Ma una novità rapporto rivela che, sebbene siano stati compiuti progressi nella lotta globale contro la malattia, le carenze di finanziamento stanno mettendo a rischio i risultati ottenuti con tanta fatica.
Il deficit di finanziamento minaccia il progresso
“La riduzione del peso globale della tubercolosi e i progressi nei test, nelle cure, nella protezione sociale e nella ricerca sono tutte buone notizie. dopo anni di battute d’arresto, ma il progresso non è una vittoria”, ha affermato CHI leader Tedros Adhanom Ghebreyesus.
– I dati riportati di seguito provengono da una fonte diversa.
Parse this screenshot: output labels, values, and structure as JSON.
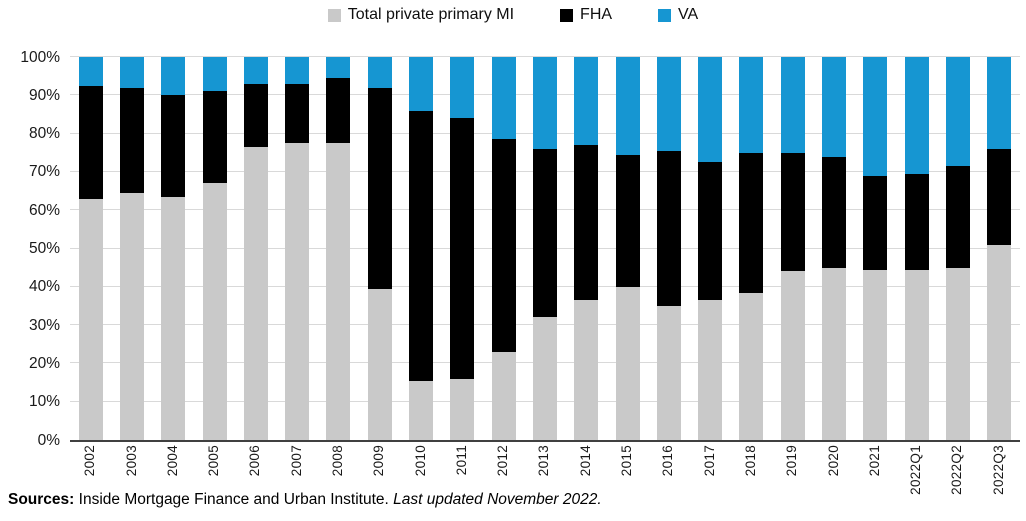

“Il fatto che la tubercolosi continui a mietere più di un milione di vittime ogni anno, nonostante sia prevenibile e curabile, è semplicemente inaccettabile..”
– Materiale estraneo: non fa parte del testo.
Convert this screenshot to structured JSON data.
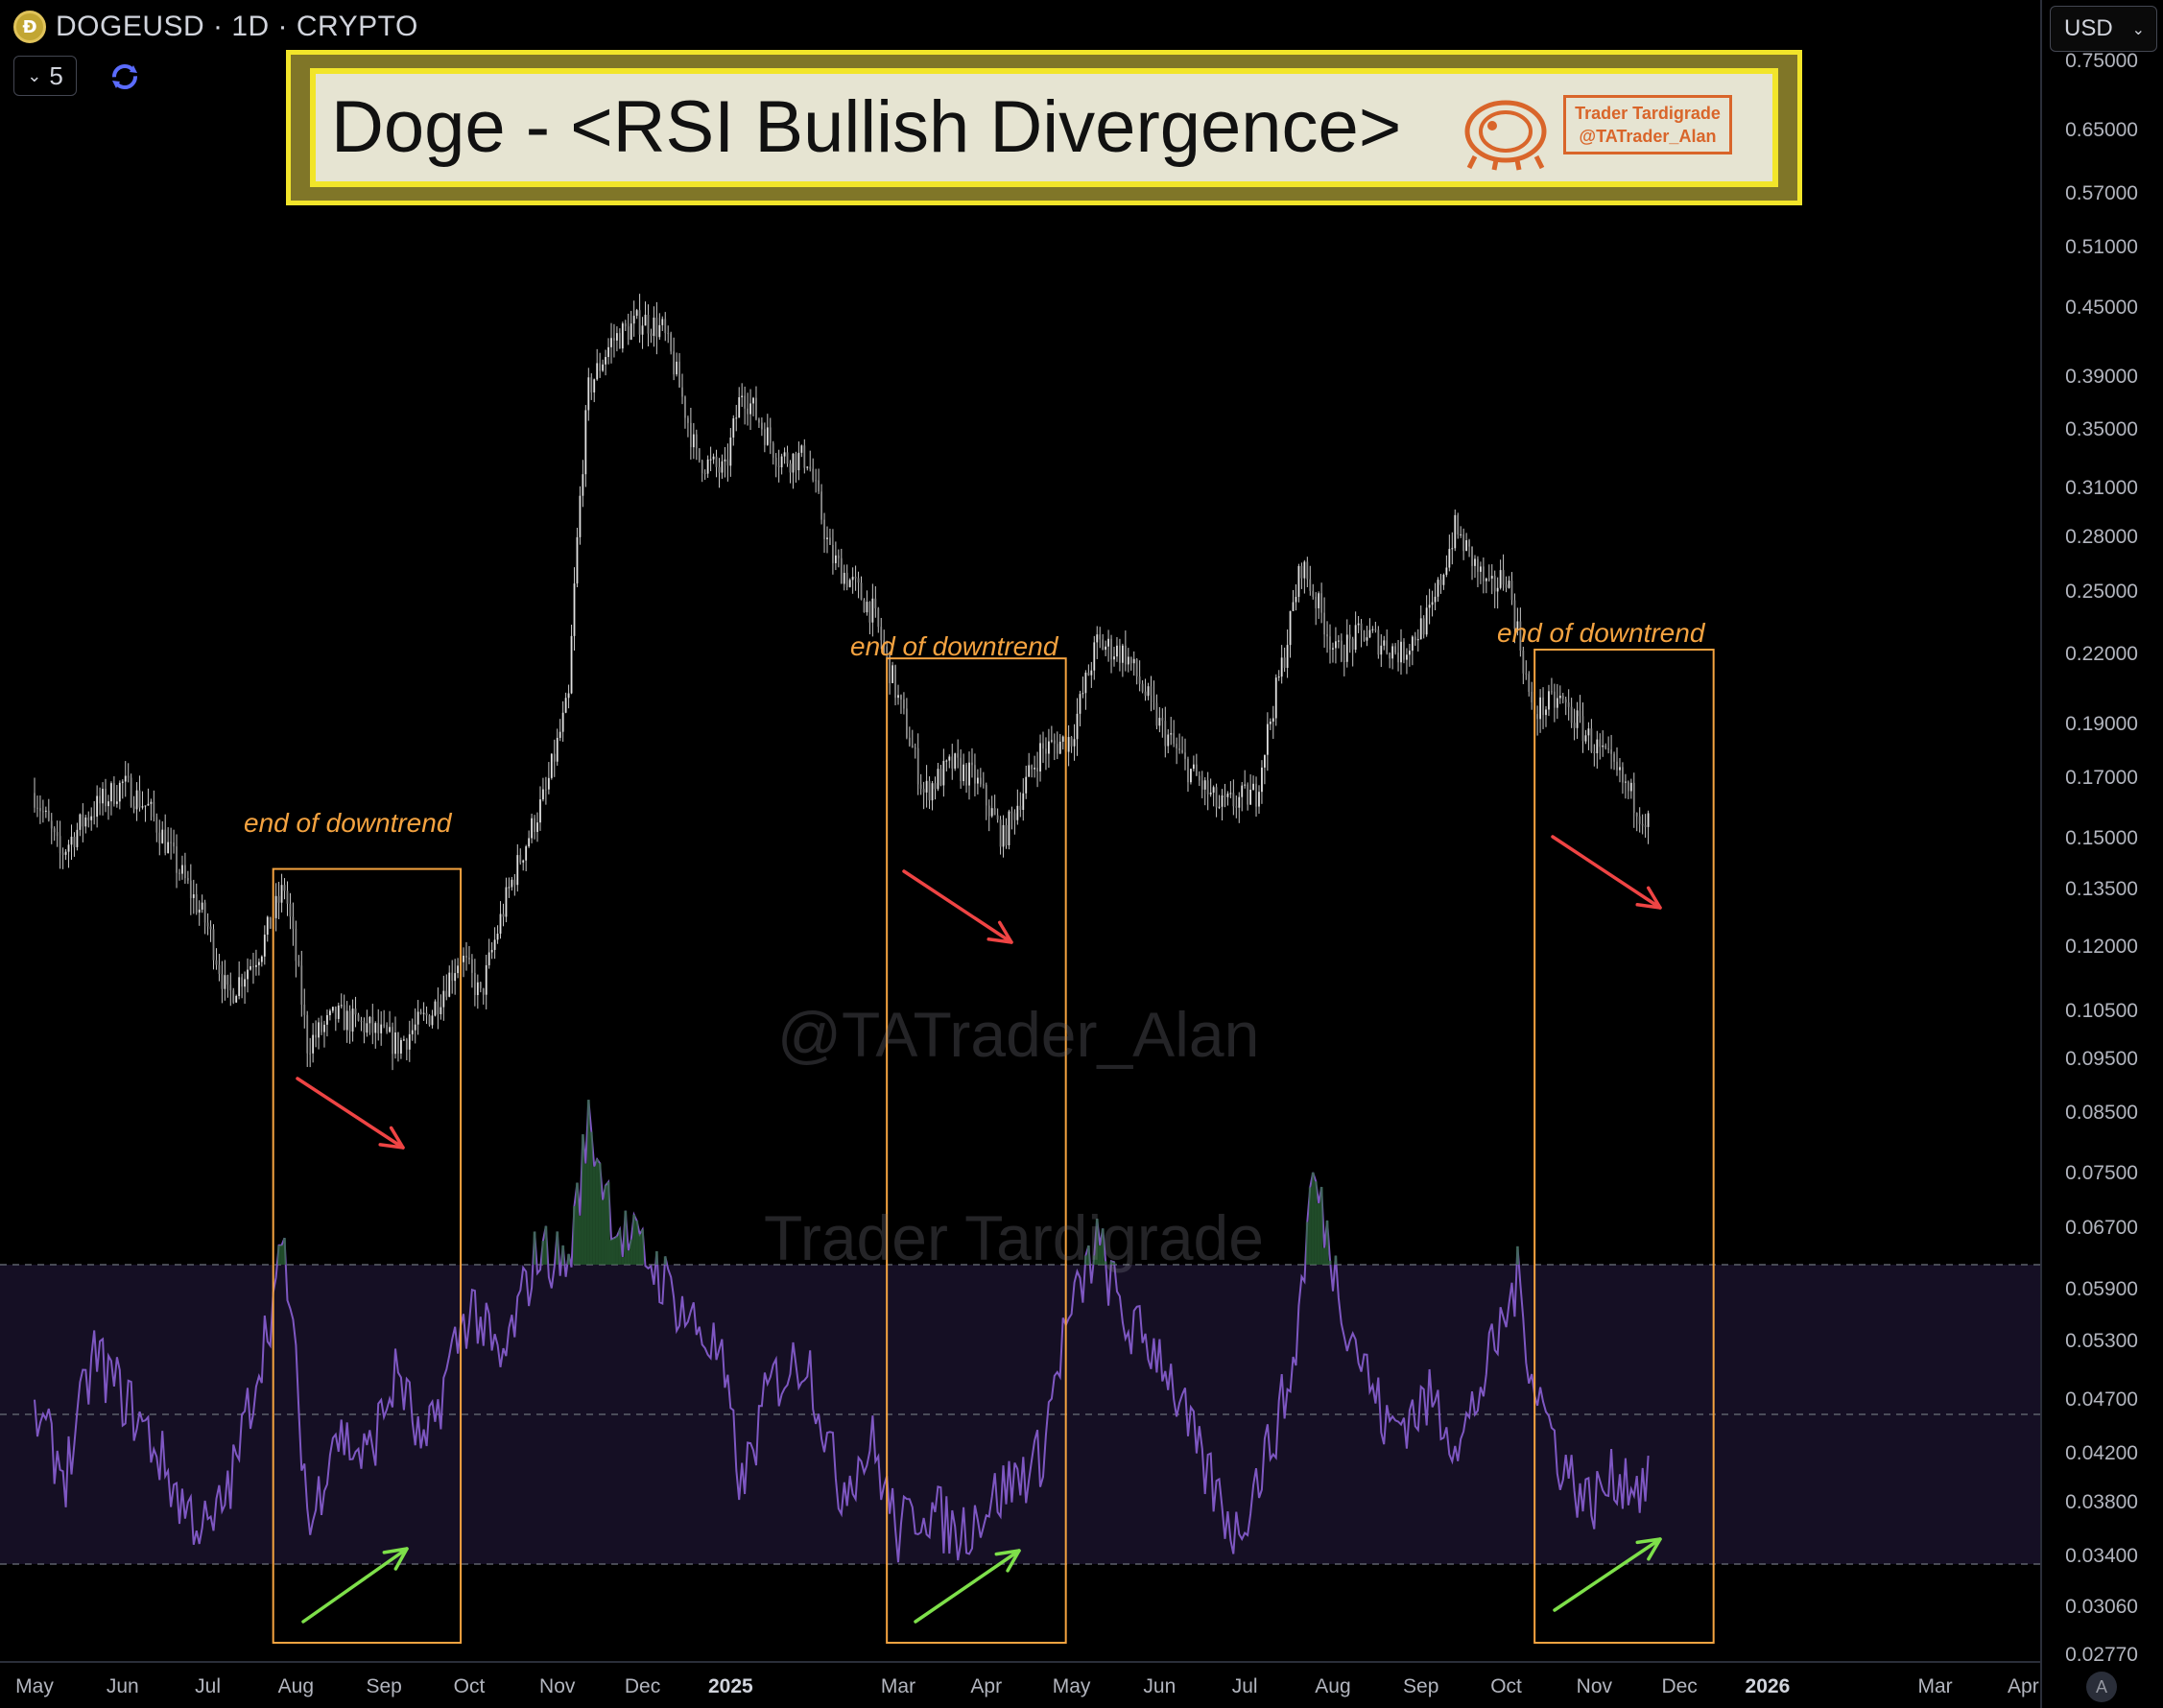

L’OMS afferma che i finanziamenti globali per la tubercolosi sono stagnanti dal 2020, con solo 5,9 miliardi di dollari disponibili nel 2024 – ben al di sotto dell’obiettivo annuale di 22 miliardi di dollari per il 2027 – sollevando preoccupazioni che le riduzioni potrebbero portare fino a due milioni di morti aggiuntivi e 10 milioni di casi nel prossimo decennio.
Declino globale
Tra il 2023 e il 2024, il tasso globale di persone affette da tubercolosi è diminuito di quasi il 2%, mentre i decessi sono diminuiti del 3%.
“Il numero di persone sottoposte a test e cure è in aumento e la ricerca sta progredendo”, ha affermato il dott. Tedros.
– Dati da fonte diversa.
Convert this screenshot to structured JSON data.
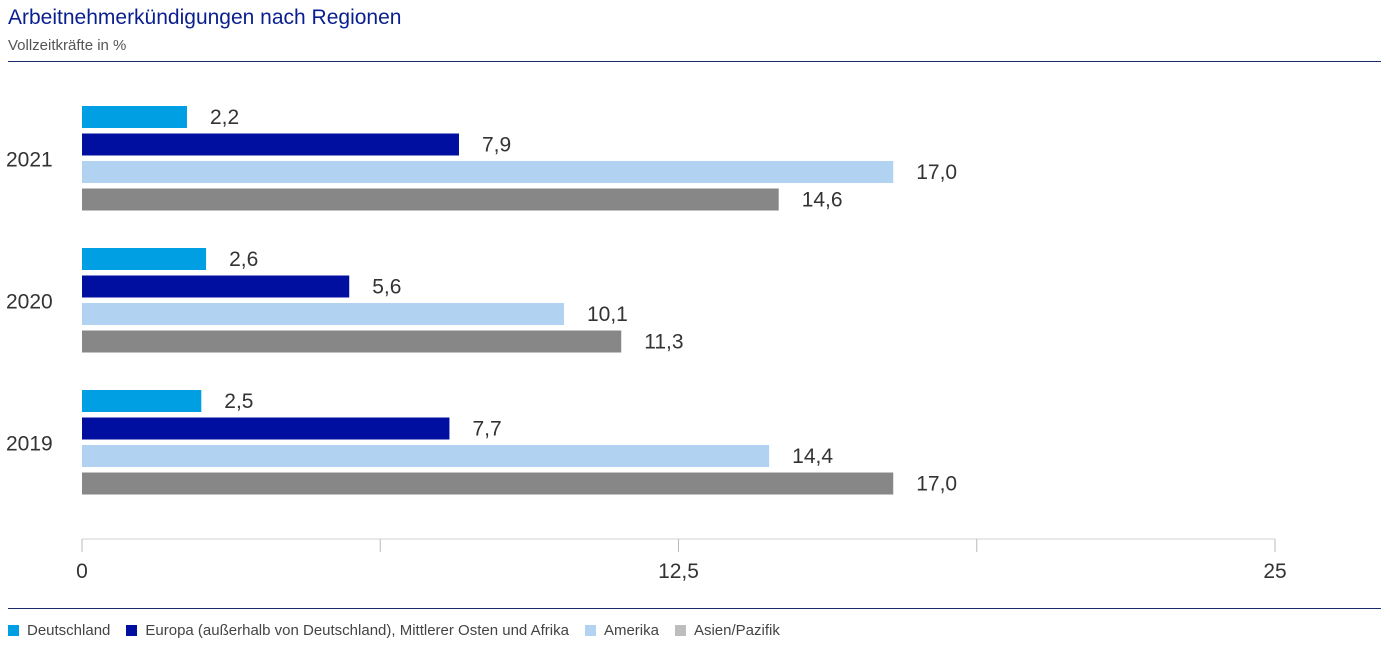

Dall’anno scorso, più della metà della popolazione mondiale è coperta da test rapidi54% rispetto al 48% nel 2023. Inoltre, secondo il rapporto, il trattamento ha registrato una percentuale di successo dell’88%.
Alcune regioni hanno avuto più successo di altre nel ridurre la prevalenza della tubercolosi.
Tra il 2015 e il 2024, l’OMS Regione africana ha ridotto con successo il tasso di aggressioni al pudore del 28% e le morti dovute alla malattia sono diminuite del 46%.
IL Regione europea ha visto un calo dell’incidenza del 39% e una riduzione dei decessi del 49%.
Tuttavia, entro il 2024, l’87% del numero globale di persone che avrà sviluppato la tubercolosi lo sarà concentrato in 30 paesidove la protezione sociale rimane molto diseguale, indica il rapporto.
Originalmente pubblicato su The European Times.